Broker Check

Are we headed for a recession and if so, how will that impact my portfolio?

June 24, 2022

Clients of Henry Wealth Management are asking, or at least wondering..."based on the Fed increasing interest rates in an attempt to tame inflation, are we headed for a recession? If so, how will this impact my portfolio?

First of all, the common definition of a recession is two consecutive quarters of declining GDP. Yet in terms of your portfolio, it might not matter whether we are "officially" in a recession or not. The reason is, unlike GDP, the stock market is forward-looking. To be forward-looking means that investors begin to price-down stocks before the economy sinks into a recession, and conversely, begin to price-up stocks well before the economy recovers and a recession is declared to be over.

On a YTD basis, we have already experienced a significant drop in stock prices, and this was before an official "Recession 2022" label has been applied. Likewise, we should also expect stock prices to rise when investors anticipate better times ahead, before we actually get there. 

If and when a recession is declared, that doesn't mean that your portfolio will be further doomed. Considering data covering the past 15 US recessions, investors tend to be rewarded for sticking with equities. In 11 of these past 15 instances, returns on stocks were positive two years after a recession began, averaging 7.8% per year over the next two years.

Most recently in 2020, we experienced the shortest recession in the past 100 years! In early 2020, the US stock market tumbled more than 20% (which is the definition of a 'bear market') as investors dealt with grave uncertainties at the onset of the global pandemic. However, investors who stuck with stocks experienced a sharp and unexpected rebound, beginning in April of 2020. This upturn occurred  even as the COVID 19 death toll was rising, as mask, work-from-home and school-from-home mandates were initiated, and as college and professional sports seasons were cancelled.

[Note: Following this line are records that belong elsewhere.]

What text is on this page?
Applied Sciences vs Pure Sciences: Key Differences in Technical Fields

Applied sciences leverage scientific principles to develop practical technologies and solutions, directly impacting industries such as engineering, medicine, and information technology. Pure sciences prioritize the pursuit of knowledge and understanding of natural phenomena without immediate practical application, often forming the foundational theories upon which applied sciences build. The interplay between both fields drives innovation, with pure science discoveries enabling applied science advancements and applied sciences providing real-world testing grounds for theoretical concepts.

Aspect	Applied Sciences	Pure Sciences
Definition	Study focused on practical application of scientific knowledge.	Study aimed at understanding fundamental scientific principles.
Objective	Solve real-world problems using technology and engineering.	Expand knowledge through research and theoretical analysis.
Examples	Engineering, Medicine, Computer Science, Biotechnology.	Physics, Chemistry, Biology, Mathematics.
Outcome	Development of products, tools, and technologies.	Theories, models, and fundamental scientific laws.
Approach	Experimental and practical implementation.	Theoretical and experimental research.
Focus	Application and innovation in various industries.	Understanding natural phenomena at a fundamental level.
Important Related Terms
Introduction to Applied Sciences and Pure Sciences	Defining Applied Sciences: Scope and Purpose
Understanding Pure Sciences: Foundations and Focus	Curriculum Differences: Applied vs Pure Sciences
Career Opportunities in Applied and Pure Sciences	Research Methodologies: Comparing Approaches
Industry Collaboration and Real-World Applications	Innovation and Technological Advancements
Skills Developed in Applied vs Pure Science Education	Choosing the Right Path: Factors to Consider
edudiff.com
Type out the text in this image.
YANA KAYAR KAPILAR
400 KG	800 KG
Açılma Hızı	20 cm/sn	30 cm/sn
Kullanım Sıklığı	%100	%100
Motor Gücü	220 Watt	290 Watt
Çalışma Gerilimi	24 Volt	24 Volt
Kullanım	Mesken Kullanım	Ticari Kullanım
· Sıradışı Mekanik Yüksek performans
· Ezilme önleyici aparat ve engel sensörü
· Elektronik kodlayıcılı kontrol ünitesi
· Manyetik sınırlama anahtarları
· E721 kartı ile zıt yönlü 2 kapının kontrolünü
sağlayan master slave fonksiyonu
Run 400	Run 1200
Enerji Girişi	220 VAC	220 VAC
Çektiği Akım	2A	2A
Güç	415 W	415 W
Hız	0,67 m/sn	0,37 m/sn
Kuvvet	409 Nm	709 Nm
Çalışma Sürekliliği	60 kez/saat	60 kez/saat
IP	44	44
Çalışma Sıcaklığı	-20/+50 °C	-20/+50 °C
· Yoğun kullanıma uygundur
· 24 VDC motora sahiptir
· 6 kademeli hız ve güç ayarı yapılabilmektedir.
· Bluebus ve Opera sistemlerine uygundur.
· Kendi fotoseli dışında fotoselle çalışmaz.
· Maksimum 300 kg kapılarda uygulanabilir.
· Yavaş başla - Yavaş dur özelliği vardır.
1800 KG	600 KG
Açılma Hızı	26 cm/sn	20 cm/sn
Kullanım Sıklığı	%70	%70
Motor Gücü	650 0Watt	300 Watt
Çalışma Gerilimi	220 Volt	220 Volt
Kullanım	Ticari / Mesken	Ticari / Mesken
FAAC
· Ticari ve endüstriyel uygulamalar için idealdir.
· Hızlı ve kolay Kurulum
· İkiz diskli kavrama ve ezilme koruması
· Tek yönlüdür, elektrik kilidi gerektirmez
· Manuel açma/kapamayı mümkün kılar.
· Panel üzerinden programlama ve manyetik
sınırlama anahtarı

So while many were negatively impacted on an emotional level during the lockdown stretch, our stock portfolios were being positively impacted. Stocks, as measured by the Fama/French Total US Market Research Index, rebounded from an awful first quarter, to gain 24.1% for the full 2020 year (see Market Returns Through a History of Recessions). This is an important reminder that intra-year declines don’t necessarily translate into calendar year declines. 

Speaking of bear markets, from 1926-2021, the S&P 500 Index has experienced 17 of them! The average length of these bears was 10 months. While 17 bear markets sounds daunting, the S&P 500 Index still returned an annualized 10.46% from 1926-2021. That means $1 invested in the S&P 500 Index on 1/1/1926 would have grown to over $14,000 by the end of 2021.

Finally, from a historical perspective, US equity returns following sharp downturns, have on average, been quite positive. Check out the "Bouncing Back" chart below, which illustrates from 1926, US equities have delivered positive returns on average, over 1-, 3-, and 5-year periods after market declines. 

Sticking with your plan, or as we like to say, "building a portfolio you can live with, and then living with it", helps put you in the best position to participate in a recovery. While we can’t control things like Inflation or what the Fed does, we can control our behavior. As we have seen time and time again, reacting to a downturn is usually hazardous to your wealth, while building a portfolio that you can live with and then living with it, even through a downturn, has been beneficial to your wealth.